As Gunn sports return at full capacity, many students athletes are curious about where the funding for their sports comes from. Each student is recommended to make a donation towards their team, but there is much more happening behind the scenes to get all 17 sports–each with up to four different teams for boys, girls, junior varsity and varsity—running smoothly.

Money can go to a multitude of things, from new jerseys and practice equipment to, in the case of softball, a new scoreboard. Larger projects, such as the new scoreboard, would require the involvement of Sports Boosters, a non-profit that raises money for Gunn Athletics, run by President Sunita Verma. “We’re a fundraising arm to support Gunn Athletics, but the money we raise is not for everyday things,” Verma said. “We do it for special initiatives or any capital improvement projects that the athletic department may have in mind.”

The Sports Boosters are responsible for raising almost all the money for sports-related improvement projects. Past initiatives undertaken by Sports Boosters include the inflatable tunnel that football most often uses at the beginnings of games and the banners that hang in Titan Gym to celebrate past victories and league wins. “PAUSD funds less than 18% of the Gunn Athletics annual budget, which includes 45 teams and nearly 1,100 athletes,” the Sports Boosters website details. The 18% includes transportation, the salaries of coaches and payment for helmets to be used by sports such as football.
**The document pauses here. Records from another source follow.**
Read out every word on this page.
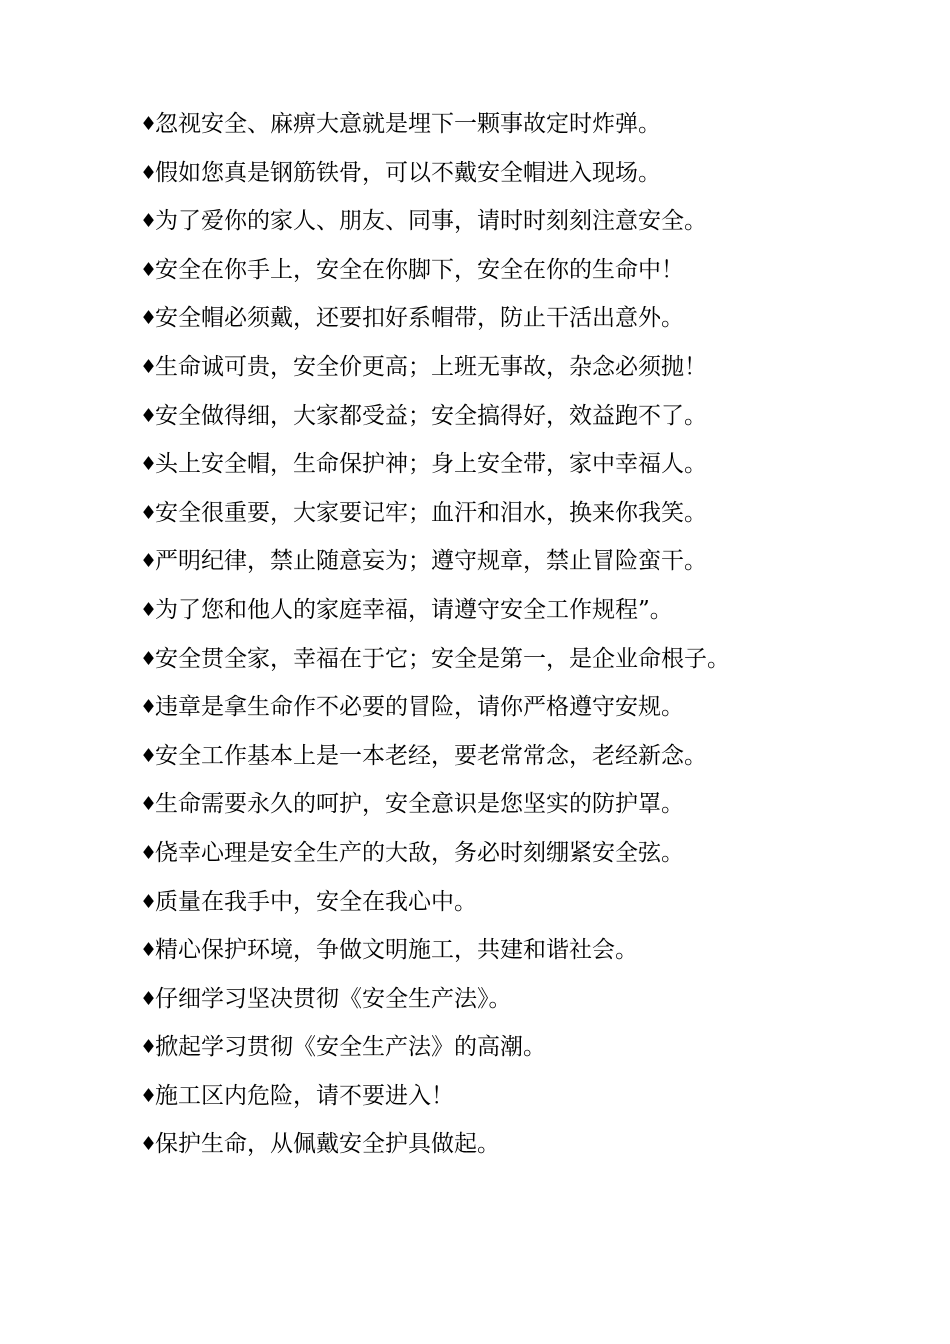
♦
忽视安全、麻痹大意就是埋下一颗事故定时炸弹。
♦
假如您真是钢筋铁骨，可以不戴安全帽进入现场。
♦
为了爱你的家人、朋友、同事，请时时刻刻注意安全。
♦
安全在你手上，安全在你脚下，安全在你的生命中！
♦
安全帽必须戴，还要扣好系帽带，防止干活出意外。
♦
生命诚可贵，安全价更高；上班无事故，杂念必须抛！
♦
安全做得细，大家都受益；安全搞得好，效益跑不了。
♦
头上安全帽，生命保护神；身上安全带，家中幸福人。
♦
安全很重要，大家要记牢；血汗和泪水，换来你我笑。
♦
严明纪律，禁止随意妄为；遵守规章，禁止冒险蛮干。
♦
为了您和他人的家庭幸福，请遵守安全工作规程”。
♦
安全贯全家，幸福在于它；安全是第一，是企业命根子。
♦
违章是拿生命作不必要的冒险，请你严格遵守安规。
♦
安全工作基本上是一本老经，要老常常念，老经新念。
♦
生命需要永久的呵护，安全意识是您坚实的防护罩。
♦
侥幸心理是安全生产的大敌，务必时刻绷紧安全弦。
♦
质量在我手中，安全在我心中。
♦
精心保护环境，争做文明施工，共建和谐社会。
♦
仔细学习坚决贯彻《安全生产法》。
♦
掀起学习贯彻《安全生产法》的高潮。
♦
施工区内危险，请不要进入！
♦
保护生命，从佩戴安全护具做起。
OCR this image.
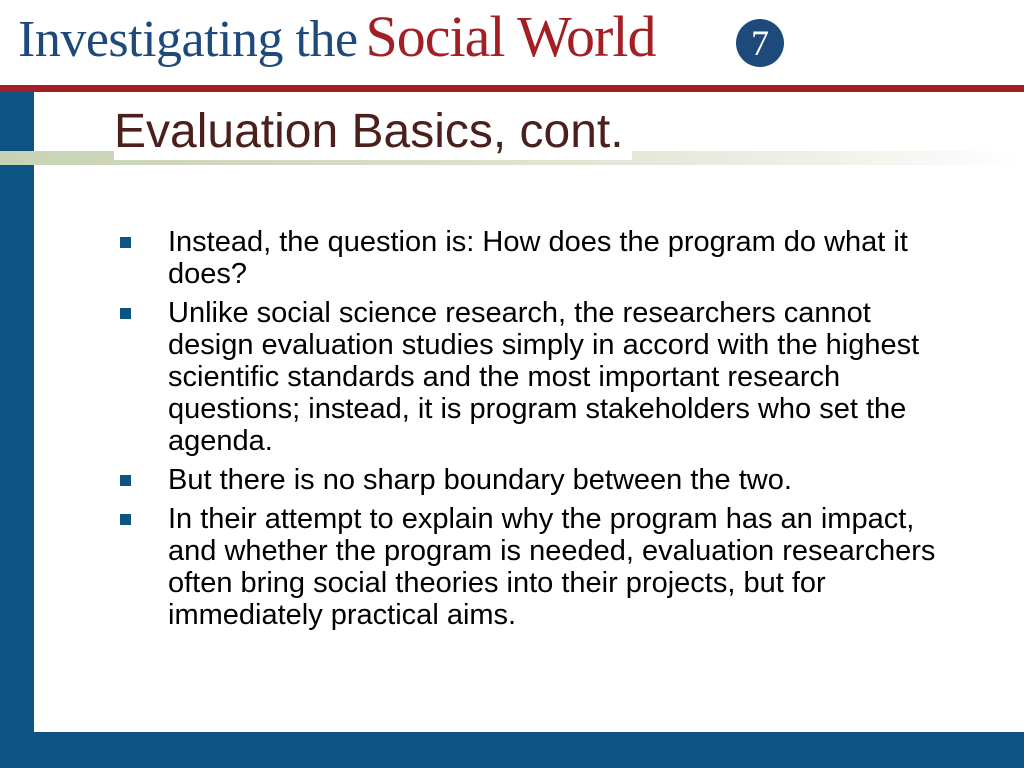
Investigating the Social World	7
Evaluation Basics, cont.
Instead, the question is: How does the program do what it does?
Unlike social science research, the researchers cannot design evaluation studies simply in accord with the highest scientific standards and the most important research questions; instead, it is program stakeholders who set the agenda.
But there is no sharp boundary between the two.
In their attempt to explain why the program has an impact, and whether the program is needed, evaluation researchers often bring social theories into their projects, but for immediately practical aims.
These helmets need to be checked yearly to make sure that they are still effective in keeping players safe from concussions.

A common belief among students athletes is that football gets preferential funding. With the recent success of the Gunn football team, the number of players has substantially increased, which has prompted a request for more practice equipment, according to tight end senior Arjun Raja. “We’re getting a bunch of new players,” Raja said. “In Coach Miller’s first year, there were about 30 kids on the team in varsity and JV, and now our program is up to 60.” Raja also added that the helmets and gear were all being fully used, another testament to the growing program.

For individual projects on a smaller scale, teams often turn to hosting fundraisers. Cross country, for instance, recently held a fundraiser in order to buy an ElliptiGO, a type of elliptical. “It was our runathon,” co-captain senior Joshua Gehring said. “Instead of going out on the long run we usually do on Saturdays, we stayed at Gunn and did laps around the track for 70 to 80 minutes. We raised money from friends and family, and we had a potluck. They basically paid us to run.”

Julianna Chang

Running cross country technically requires no practice equipment, but equipment can be helpful for students who have short-term injuries, according to Gehring. “I think we could use more stuff for people who need to do activities when they’re injured,” he said. For these team fundraisers, Sports Boosters will hold any funds raised. “Cross country was doing a fundraiser for a particular thing they wanted, and we just held the funds for them,” Verma said. “Their team account money can be used for whatever they need.”

Football has also done fundraisers in the past. “We’ve done car washes,” Raja said. “I wasn’t personally there, but I definitely know that it happened and that it was primarily for new jerseys.”

Sometimes, however, the inequality in money is less hurtful than the inequality in recognition. Senior Elina Saab-Sunden, a member of the girls varsity soccer team, that in 2019 was undefeated, thinks that less visible sports don’t receive enough recognition for their accomplishments. “[Girls soccer] doesn’t need anything for winning, you know,” she said, “But if [other teams] get all of these things and we get nothing, that doesn’t add up.”

For now, Gunn Sports Boosters has renewed its commitment to awareness surrounding money allocation. “We’re trying to bring more transparency to the parents,” Verma said. “[We’re also] working with our counterparts at Palo Alto High School to make sure both of the schools are run similarly. That way, it’s the same at both of the high schools, and there’s transparency for the community to see where the funds are.”